ビノ・ヌエボに規定はありませんが、ガルナッチャやテンプラニーリョなどの黒ブドウから造られる赤ワインが主流です。現地ではビノ・ヌエボにチーズや生ハム、シンプルなタパスなど手軽な料理を合わせて楽しんでいます。

オーストリアの新酒「ホイリゲ」

黒ブドウ

「今年の」を意味するオーストリアの「ホイリゲ」は、1年未満のワインの新酒のことで、それを提供する居酒屋もまた「ホイリゲ」と呼ばれます。(※4)解禁日はスペインのビノ・ヌエボと同じく11月11日の聖マルティンの日です。

ホイリゲの歴史は1789年に皇帝ヨーゼフ2世がウィーンのブドウ農家に、年間300日以内に限り自家製ワインを小売し簡単な食事を供しても良いという特別許可を与えたのが始まりです。今でもブドウ農家が家族経営で営む居酒屋ホイリゲは、新酒ホイリゲを提供できる準備が整うと目印に軒先に松の小枝を吊り下げます。

そんなウィーンのホイリゲ文化は2019年にユネスコ無形文化遺産に登録されました。

新酒ホイリゲは現地ではワイングラスではなく1/4リットルのジョッキで飲まれており、居酒屋ホイリゲでは新酒ホイリゲに合わせてチーズや自家製ハム、ベーコンなどのシャルキュトリー、バーベキュー、サラダなどの軽食が用意されています。

オーストリアは白ワインの生産量が多い国ですからホイリゲも白ワインが一般的で、特にウィーン近郊で造られる混植混醸ワイン「ゲミシュター・サッツ」(※5)のホイリゲが有名です。

ただ、近年はオーストリアでも良質な赤ワインが造られるようになってきたことから、オーストリアで最も生産量の多い黒ブドウであるツヴァイゲルトからもホイリゲが造られるようになりました。

※4 法的に規定された居酒屋を意味する単語は「ブッシェンシャンク」

※5 一つに畑に様々なブドウを植えて、全てを同時に収穫し一緒に醸造して造られるオーストリアのワイン。

日本でも造られる!新酒

山梨ヌーボー祭り

日本でも新酒は造られています。解禁日が定められているのは山梨ヌーボーで、11月3日です。

2008年に山梨県ワイン酒造組合によって県産ワインのブランド化と販路開拓を促進するため解禁日が設けられました。山梨ヌーボーの原料ブドウは白ワインが甲州、赤ワインがマスカット・ベーリーAでいずれも日本固有の品種です。

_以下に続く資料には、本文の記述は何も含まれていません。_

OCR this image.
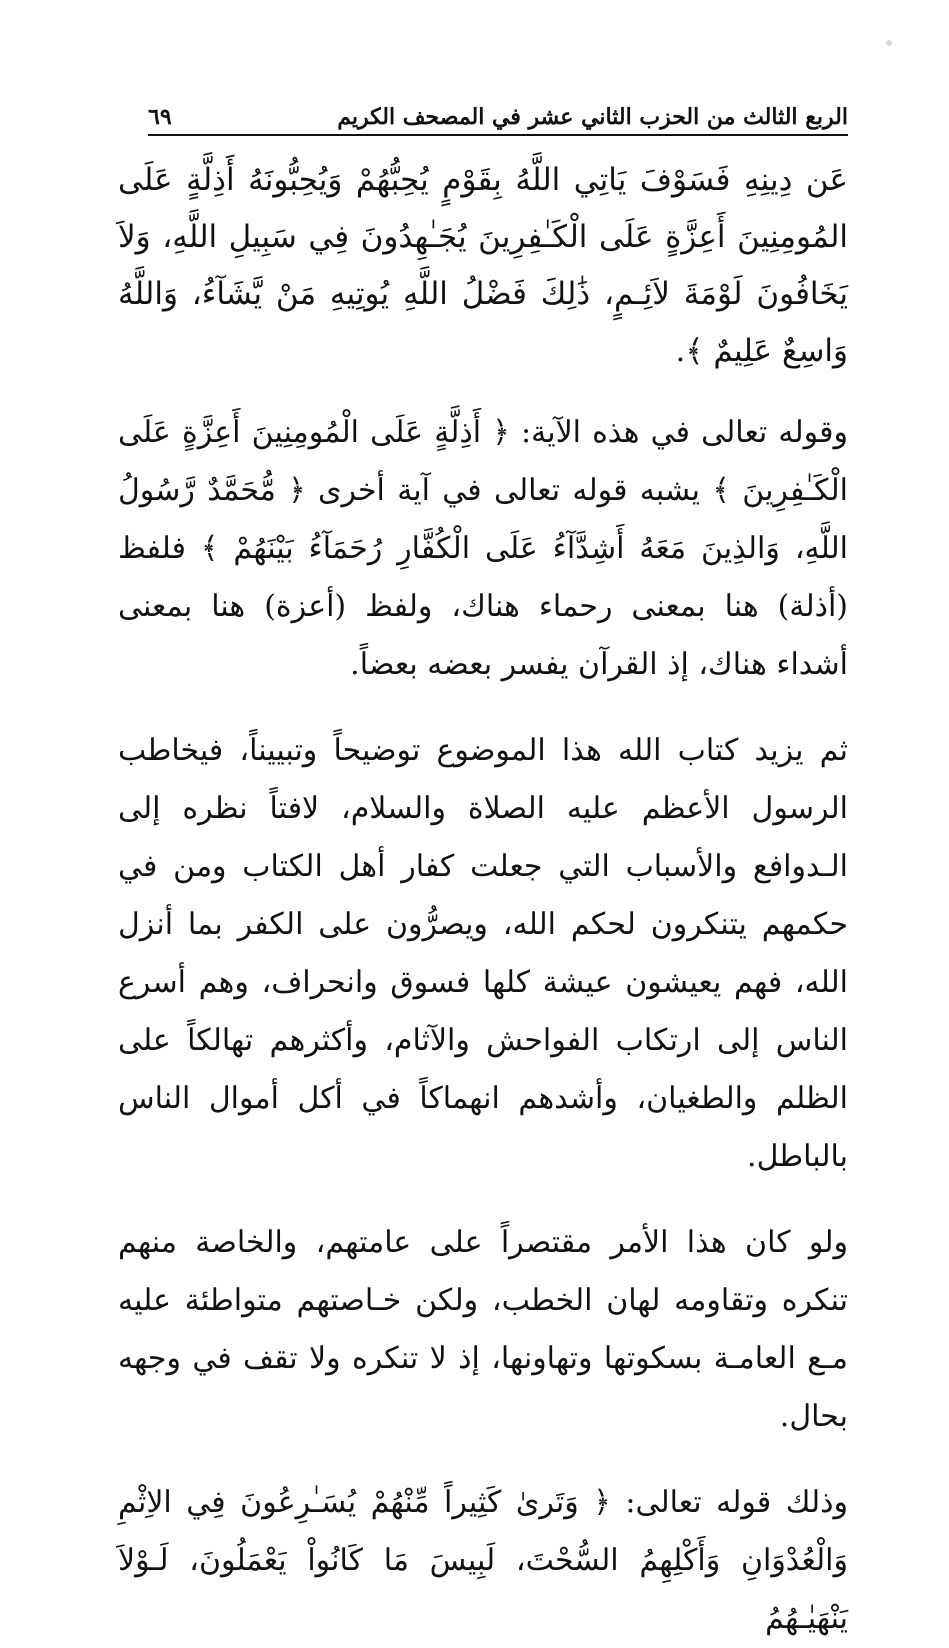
الربع الثالث من الحزب الثاني عشر في المصحف الكريم
٦٩

عَن دِينِهِ فَسَوْفَ يَاتِي اللَّهُ بِقَوْمٍ يُحِبُّهُمْ وَيُحِبُّونَهُ أَذِلَّةٍ عَلَى المُومِنِينَ أَعِزَّةٍ عَلَى الْكَـٰفِرِينَ يُجَـٰهِدُونَ فِي سَبِيلِ اللَّهِ، وَلاَ يَخَافُونَ لَوْمَةَ لاَئِـمٍ، ذَٰلِكَ فَضْلُ اللَّهِ يُوتِيهِ مَنْ يَّشَآءُ، وَاللَّهُ وَاسِعٌ عَلِيمٌ ﴾.

وقوله تعالى في هذه الآية: ﴿ أَذِلَّةٍ عَلَى الْمُومِنِينَ أَعِزَّةٍ عَلَى الْكَـٰفِرِينَ ﴾ يشبه قوله تعالى في آية أخرى ﴿ مُّحَمَّدٌ رَّسُولُ اللَّهِ، وَالذِينَ مَعَهُ أَشِدَّآءُ عَلَى الْكُفَّارِ رُحَمَآءُ بَيْنَهُمْ ﴾ فلفظ (أذلة) هنا بمعنى رحماء هناك، ولفظ (أعزة) هنا بمعنى أشداء هناك، إذ القرآن يفسر بعضه بعضاً.

ثم يزيد كتاب الله هذا الموضوع توضيحاً وتبييناً، فيخاطب الرسول الأعظم عليه الصلاة والسلام، لافتاً نظره إلى الـدوافع والأسباب التي جعلت كفار أهل الكتاب ومن في حكمهم يتنكرون لحكم الله، ويصرُّون على الكفر بما أنزل الله، فهم يعيشون عيشة كلها فسوق وانحراف، وهم أسرع الناس إلى ارتكاب الفواحش والآثام، وأكثرهم تهالكاً على الظلم والطغيان، وأشدهم انهماكاً في أكل أموال الناس بالباطل.

ولو كان هذا الأمر مقتصراً على عامتهم، والخاصة منهم تنكره وتقاومه لهان الخطب، ولكن خـاصتهم متواطئة عليه مـع العامـة بسكوتها وتهاونها، إذ لا تنكره ولا تقف في وجهه بحال.

وذلك قوله تعالى: ﴿ وَتَرىٰ كَثِيراً مِّنْهُمْ يُسَـٰرِعُونَ فِي الاِثْمِ وَالْعُدْوَانِ وَأَكْلِهِمُ السُّحْتَ، لَبِيسَ مَا كَانُواْ يَعْمَلُونَ، لَـوْلاَ يَنْهَيٰـهُمُ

例年、山梨県では山梨ヌーボー解禁日より一足早くデラウエアの新酒がリリースされるなど、山梨ヌーボーの他にも新酒は造られており、山形県や栃木県でも生産者各々のスタイルで新酒が造られています。

そして、10月〜11月にかけて収穫祭やヌーボー祭などがワイナリーやワイン産地で開催されていますので、機会があれば是非参加してみてください。ブドウ畑を眺めながら飲む新酒はどんなワインよりも美味しく感じることでしょう。

日本ワインの新酒はこちら

まとめ

新酒はどの国のものでも、白ワインでも赤ワインでも概ね飲み心地は軽く、フレッシュでジューシーな味わいが魅力です。

そして何より新酒は今年もまたブドウが実り、美味しいワインが生まれたという喜びを私達に与えてくれます。今年はこれまで味わったことのない新酒を選んでみてはいかがでしょうか?